BRIEF DESCRIPTION OF THE DRAWINGS FIG. 1 is a flowchart showing the configuration of a biosensor-based water quality meter. FIG. 2 is a schematic diagram showing the configuration of a biosensor (microbial sensor). FIG. 3 is a diagram showing carbonic acid when measuring mineral water. Comparison diagram of effect of sodium hydrogen [Figure 4] Comparison diagram of effect of sodium hydrogen carbonate when measuring river water [Explanation of reference numerals] 1: Biosensor 2: Temperature chamber 3: Test water 4: Pure water 5: Acid Washing water 6a: Buffer solution A 6b: Buffer solution B 7a to 7g: Solenoid valves 8a to 8b: Solution pump 9: Heat exchanger 10: Air pump 11: Pressure sensor 12: Roller clamp 13: Two-way switching three-way valve 14: Display unit 15: Control unit 16: Recorder 17: Measurement unit 18: Flow cell 19: Dissolved oxygen electrode 20: Sample channel 21: Positive electrode 22: Negative electrode 23: Electrode solution 24: Diaphragm 25: Immobilization Microbial membrane 26: stainless steel wire mesh 27a-27c: O-ring 28a-28b: lead wire 29: washer

Continuation of the front page (56) References JP-A-58-56700 (JP, A) JP-A-1-242956 (JP, A) JP-A-6-222041 (JP, A) JP-A-64-63850 (JP) , A) JP-A-63-115048 (JP, A) (58) Fields investigated (Int.

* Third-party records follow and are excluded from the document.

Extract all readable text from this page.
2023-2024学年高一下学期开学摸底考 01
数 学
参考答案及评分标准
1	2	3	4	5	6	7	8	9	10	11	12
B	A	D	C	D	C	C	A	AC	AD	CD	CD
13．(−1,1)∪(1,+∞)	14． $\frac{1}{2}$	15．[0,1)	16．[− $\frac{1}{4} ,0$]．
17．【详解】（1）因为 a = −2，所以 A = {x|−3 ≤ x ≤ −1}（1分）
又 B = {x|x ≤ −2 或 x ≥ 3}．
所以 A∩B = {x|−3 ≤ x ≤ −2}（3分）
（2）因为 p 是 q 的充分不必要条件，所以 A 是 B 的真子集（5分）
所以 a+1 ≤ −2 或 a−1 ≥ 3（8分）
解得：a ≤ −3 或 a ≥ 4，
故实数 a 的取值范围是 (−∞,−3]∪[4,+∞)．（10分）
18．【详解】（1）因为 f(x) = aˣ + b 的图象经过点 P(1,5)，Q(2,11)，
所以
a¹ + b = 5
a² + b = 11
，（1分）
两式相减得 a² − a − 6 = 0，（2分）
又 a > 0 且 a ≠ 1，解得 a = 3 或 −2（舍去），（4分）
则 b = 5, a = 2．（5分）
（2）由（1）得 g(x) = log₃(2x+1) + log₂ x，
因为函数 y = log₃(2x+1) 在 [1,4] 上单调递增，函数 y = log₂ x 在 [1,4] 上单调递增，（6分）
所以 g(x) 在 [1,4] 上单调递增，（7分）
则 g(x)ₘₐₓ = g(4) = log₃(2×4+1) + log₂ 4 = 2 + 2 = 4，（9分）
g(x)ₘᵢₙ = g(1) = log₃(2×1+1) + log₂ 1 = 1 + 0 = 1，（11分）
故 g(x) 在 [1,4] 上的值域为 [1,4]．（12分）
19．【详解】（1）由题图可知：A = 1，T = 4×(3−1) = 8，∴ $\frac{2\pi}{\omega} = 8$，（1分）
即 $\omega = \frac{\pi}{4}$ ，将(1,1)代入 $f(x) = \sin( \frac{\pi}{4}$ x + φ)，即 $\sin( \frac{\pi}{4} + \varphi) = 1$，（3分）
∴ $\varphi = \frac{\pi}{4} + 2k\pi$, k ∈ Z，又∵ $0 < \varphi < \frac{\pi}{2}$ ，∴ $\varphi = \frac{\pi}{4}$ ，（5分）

Cl. ⁷ , DB name) G01N 27/416 G01N 27/327 G01N 33/18 JICST file (JOIS)

Claims (1)

(57) [Claims] [Claim 1] A buffer solution used in a water quality meter using a biosensor for measuring chemical substances in raw water of tap water such as river water and groundwater, and in the inflow water of a wastewater treatment process. But,
A biosensor-based water quality meter, which is an aqueous solution of sodium tetraborate to which sodium bicarbonate, chelated iron and magnesium ions are added.